Ton intuition ne t’avait pas fait défaut et tu en eus la confirmation quelques secondes plus tard. Voilà qu’il vidait finalement son sac. Le problème est donc Hanae. Tu comprends ce qu’il te dit et tu es assez mature pour pouvoir faire ta part des choses et imaginer le malaise qu’il avait pu y avoir. Tu t’enfonces donc un peu plus dans ton siège, remontant ton écharpe devant ton visage, ton regard rivé vers l’extérieur. Tu as fait une belle connerie qui semble l’avoir très certainement mis de mauvaise humeur. Tu as cependant l’impression qu’il y a plus, qu’il ne pouvait pas être aussi en colère que parce que tu avais gardé ta relation secrète. Tu n’es malheureusement pas en mesure d’identifier ce qui semble clocher, en plus de tout ce que tu savais déjà.

- I’m sorry about this morning, everything happened so fast. She told me yesterday morning that she had the week off, which gave me very little time to think about everything.

Tu soupires. Ce que tu racontais n’était que la stricte vérité. Si, au fil des discussions, Hanae en avait appris concernant ta routine avec ton manager, elle n’avait pas sut qu’il venait systématiquement, à tous les jours, prendre son déjeuner avec toi.

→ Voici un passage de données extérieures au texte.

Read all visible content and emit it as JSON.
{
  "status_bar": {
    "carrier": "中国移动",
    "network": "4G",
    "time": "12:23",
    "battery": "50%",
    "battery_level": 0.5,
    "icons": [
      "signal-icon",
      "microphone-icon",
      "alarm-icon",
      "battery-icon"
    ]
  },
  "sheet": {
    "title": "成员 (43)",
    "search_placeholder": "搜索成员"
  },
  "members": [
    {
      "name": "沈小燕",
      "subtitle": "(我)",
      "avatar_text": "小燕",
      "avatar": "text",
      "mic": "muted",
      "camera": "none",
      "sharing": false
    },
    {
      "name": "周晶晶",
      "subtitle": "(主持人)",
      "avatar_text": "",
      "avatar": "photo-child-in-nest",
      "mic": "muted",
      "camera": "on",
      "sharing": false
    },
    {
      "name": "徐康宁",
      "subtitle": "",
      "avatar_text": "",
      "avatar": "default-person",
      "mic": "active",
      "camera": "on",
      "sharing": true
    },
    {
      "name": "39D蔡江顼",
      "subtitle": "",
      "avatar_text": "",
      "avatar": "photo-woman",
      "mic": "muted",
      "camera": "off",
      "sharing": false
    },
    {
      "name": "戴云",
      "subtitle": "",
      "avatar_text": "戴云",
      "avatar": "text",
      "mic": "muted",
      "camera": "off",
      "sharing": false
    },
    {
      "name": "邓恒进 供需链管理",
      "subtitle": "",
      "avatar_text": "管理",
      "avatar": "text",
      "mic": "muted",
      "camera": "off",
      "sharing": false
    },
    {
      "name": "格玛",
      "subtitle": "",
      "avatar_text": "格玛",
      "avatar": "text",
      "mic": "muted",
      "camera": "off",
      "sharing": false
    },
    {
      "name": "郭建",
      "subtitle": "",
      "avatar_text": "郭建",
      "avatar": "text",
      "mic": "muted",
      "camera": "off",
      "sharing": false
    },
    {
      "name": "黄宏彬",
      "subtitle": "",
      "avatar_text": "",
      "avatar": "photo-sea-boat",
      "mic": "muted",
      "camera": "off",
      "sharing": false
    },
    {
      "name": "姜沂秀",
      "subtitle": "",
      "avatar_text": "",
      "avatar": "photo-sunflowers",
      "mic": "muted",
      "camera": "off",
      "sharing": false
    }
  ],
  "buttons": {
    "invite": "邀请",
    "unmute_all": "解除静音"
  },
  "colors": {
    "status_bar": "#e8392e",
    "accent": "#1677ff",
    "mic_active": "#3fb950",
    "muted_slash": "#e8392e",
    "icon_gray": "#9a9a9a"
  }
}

Si elle en avait préparé plus pour lui, c’était par politesse, car elle savait qu’il arriverait, elle n’avait seulement pas pensé que ce serait aussi tôt. Tu aurais dut la prévenir, tout comme tu aurais dut prévenir ton manager, or, depuis qu’elle était atterrit à Tokyo, tu t’étais exclusivement concentré sur elle, oubliant nombreux détails.

- I was still in the group when I started my relationship with her, close to two years ago. I’ve known her since forever so she’s well aware of everything that is surrounding me and what it means to be in a relationship with me. Obviously I had to keep that relationship secret and she was perfectly fine with it. The only ones who know about it are some of my old friends, my parents and Hiroshi. If I didn’t tell you about it, it isn’t because I don’t trust you or because I don’t respect you, it was more about the less people know, the better it is.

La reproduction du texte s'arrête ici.